A tip for cooking more than one meal at a time is to put several portions of meat in a crock pot and simmer on low for 4-8 hours with plenty of water to make a soup broth if desired, herbs, herb teas, and other spices. Add onion for flavor. This makes the most tender and moist meats. When the meat is done and cooled, weigh it into 3 1/2 ounce portions and freeze anything that you won’t use within 3 days. You can use the broth to make savory soups. Just add your daily portion of vegetables, like asparagus, cabbage, or spinach, to 1 cup of the broth. If you want more liquid and volume in the bowl, add herb tea or water and season.

 

Beef and Asparagus Soup

Put 1 cup of beef broth in a bowl, add additional water as desired. Add 3 1/2 ounces of cooked beef pieces (veal is the leanest) and chopped asparagus. Season to taste. Simmer until asparagus is tender.

 

Spicy Cabbage Chicken Soup

Put 1 cup of chicken broth in bowl, add additional water as desired. Add 3 1/2 ounces of cooked chicken pieces and 3 1/2 ounces of chopped cabbage. Season to taste. Simmer until cabbage is tender. Lemon or vinegar with sweetener (Stevia or Xylitol) makes a good sweet and sour broth. Add 1 tablespoon of milk if desired.

Beverages:

Strawberry Lemonade

  • 1 Quart Water
  • 1 Lemon (juice only)
  • 1 Sliced Strawberry
  • 2 packets calorie-free natural sweetener (Stevia or Xylitol)
  • Ice Cubes

Place 1 quart of water in a pitcher. Add juice of 1 lemon. Stir in 2 packets of sweetener. Add ice as desired. Garnish with sliced strawberries, or crush the strawberry and mix it in to add flavor and color. Sip and enjoy!

 

Sweet and Sour Lemonade

  • 1 Quart Water
  • 1 Lemon (juice only)
  • 2 packets calorie-free natural sweetener (Stevia or Xylitol)
  • Ice Cubes

Place 1 quart of water in a pitcher. Add juice of 1 lemon. Stir in 2 packets of sweetener. Add ice as desired. Garnish with sliced lemons and serve in a tall glass. Sip and enjoy!

 

Sweet and Spicy Herbal Chai

  • 8-12 ounces Hot Water
  • 1 Spiced Chai tea bag
  • 1 packet calorie-free natural sweetener (Stevia or Xylitol)
  • 1 tablespoon Milk (only 1 serving a day)
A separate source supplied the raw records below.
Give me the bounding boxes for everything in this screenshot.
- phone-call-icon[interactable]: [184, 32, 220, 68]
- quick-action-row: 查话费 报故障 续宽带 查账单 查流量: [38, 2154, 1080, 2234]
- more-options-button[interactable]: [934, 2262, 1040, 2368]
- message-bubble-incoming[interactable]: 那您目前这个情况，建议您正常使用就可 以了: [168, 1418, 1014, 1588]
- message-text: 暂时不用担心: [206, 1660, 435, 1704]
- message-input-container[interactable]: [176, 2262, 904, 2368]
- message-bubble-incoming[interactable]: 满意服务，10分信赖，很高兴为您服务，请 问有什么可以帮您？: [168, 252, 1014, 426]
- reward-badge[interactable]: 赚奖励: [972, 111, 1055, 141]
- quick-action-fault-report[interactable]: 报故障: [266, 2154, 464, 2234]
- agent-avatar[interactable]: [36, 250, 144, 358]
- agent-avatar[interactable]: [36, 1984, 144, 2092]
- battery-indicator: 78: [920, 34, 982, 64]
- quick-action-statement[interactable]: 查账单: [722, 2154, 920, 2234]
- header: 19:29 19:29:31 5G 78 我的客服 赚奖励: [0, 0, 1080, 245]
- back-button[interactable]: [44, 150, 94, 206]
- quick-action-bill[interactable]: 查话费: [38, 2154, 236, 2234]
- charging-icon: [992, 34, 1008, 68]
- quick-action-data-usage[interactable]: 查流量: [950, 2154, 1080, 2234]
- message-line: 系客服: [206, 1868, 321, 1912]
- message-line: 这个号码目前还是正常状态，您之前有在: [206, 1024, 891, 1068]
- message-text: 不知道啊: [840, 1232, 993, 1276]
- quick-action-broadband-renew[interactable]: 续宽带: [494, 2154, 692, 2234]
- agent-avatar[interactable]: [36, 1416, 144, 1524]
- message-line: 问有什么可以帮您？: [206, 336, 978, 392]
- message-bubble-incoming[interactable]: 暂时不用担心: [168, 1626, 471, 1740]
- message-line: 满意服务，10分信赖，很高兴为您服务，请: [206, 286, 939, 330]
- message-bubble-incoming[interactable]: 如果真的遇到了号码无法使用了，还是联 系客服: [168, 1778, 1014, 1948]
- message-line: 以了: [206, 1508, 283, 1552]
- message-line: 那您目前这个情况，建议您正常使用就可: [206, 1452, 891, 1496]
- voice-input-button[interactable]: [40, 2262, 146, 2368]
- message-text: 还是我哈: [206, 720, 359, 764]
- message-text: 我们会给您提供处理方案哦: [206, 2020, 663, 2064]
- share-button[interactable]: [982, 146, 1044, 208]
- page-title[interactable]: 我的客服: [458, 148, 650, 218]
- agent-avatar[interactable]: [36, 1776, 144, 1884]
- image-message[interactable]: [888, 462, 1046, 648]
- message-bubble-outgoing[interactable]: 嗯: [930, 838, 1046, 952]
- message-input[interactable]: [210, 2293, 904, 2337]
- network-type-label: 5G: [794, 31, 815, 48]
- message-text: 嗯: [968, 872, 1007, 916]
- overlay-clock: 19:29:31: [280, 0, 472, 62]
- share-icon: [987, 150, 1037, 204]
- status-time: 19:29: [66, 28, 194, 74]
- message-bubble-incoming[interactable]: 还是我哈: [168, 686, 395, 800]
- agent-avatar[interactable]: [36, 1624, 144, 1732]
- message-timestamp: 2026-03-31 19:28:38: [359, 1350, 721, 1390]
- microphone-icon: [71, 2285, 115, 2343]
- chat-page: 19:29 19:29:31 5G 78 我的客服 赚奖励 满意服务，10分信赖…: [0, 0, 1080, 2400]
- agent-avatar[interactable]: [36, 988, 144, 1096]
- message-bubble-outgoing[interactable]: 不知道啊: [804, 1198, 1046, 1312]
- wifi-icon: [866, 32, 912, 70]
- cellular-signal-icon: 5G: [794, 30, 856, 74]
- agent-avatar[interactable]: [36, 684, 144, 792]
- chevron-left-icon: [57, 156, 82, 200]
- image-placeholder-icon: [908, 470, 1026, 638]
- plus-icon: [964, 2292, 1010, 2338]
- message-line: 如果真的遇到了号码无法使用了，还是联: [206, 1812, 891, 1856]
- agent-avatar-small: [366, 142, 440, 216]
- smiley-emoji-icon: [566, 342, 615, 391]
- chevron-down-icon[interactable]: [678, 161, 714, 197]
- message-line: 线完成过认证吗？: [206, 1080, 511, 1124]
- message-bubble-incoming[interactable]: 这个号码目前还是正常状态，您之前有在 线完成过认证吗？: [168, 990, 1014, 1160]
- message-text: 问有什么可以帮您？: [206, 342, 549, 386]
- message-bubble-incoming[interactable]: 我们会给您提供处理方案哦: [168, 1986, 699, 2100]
Place hot water in cup, steep tea for 5 minutes. Discard tea bag. Stir 1 packet of sweetener. Add milk and stir. Sip and savor. You can also pour over ice cubes in a tall glass for a delicious iced chai tea. You can also keep a container of this tea in the refrigerator to use for cooking or a quick, cool pick me up iced tea.

 

Flavored Coffee

  • 8-12 ounces Hot Water
  • 1 heaping teaspoon Instant Coffee (or Pero, Postum, etc)
  • 1 flavored Tea Bag (mint, spice, raspberry, orange, etc)
  • 1 packet calorie-free natural sweetener (Stevia or Xylitol)
  • 1 tablespoon Milk (only 1 serving a day)

Place hot water in cup, steep tea bag for 3 minutes. Discard tea bag. Stir in coffee. Add sweetener and milk. Sip and enjoy!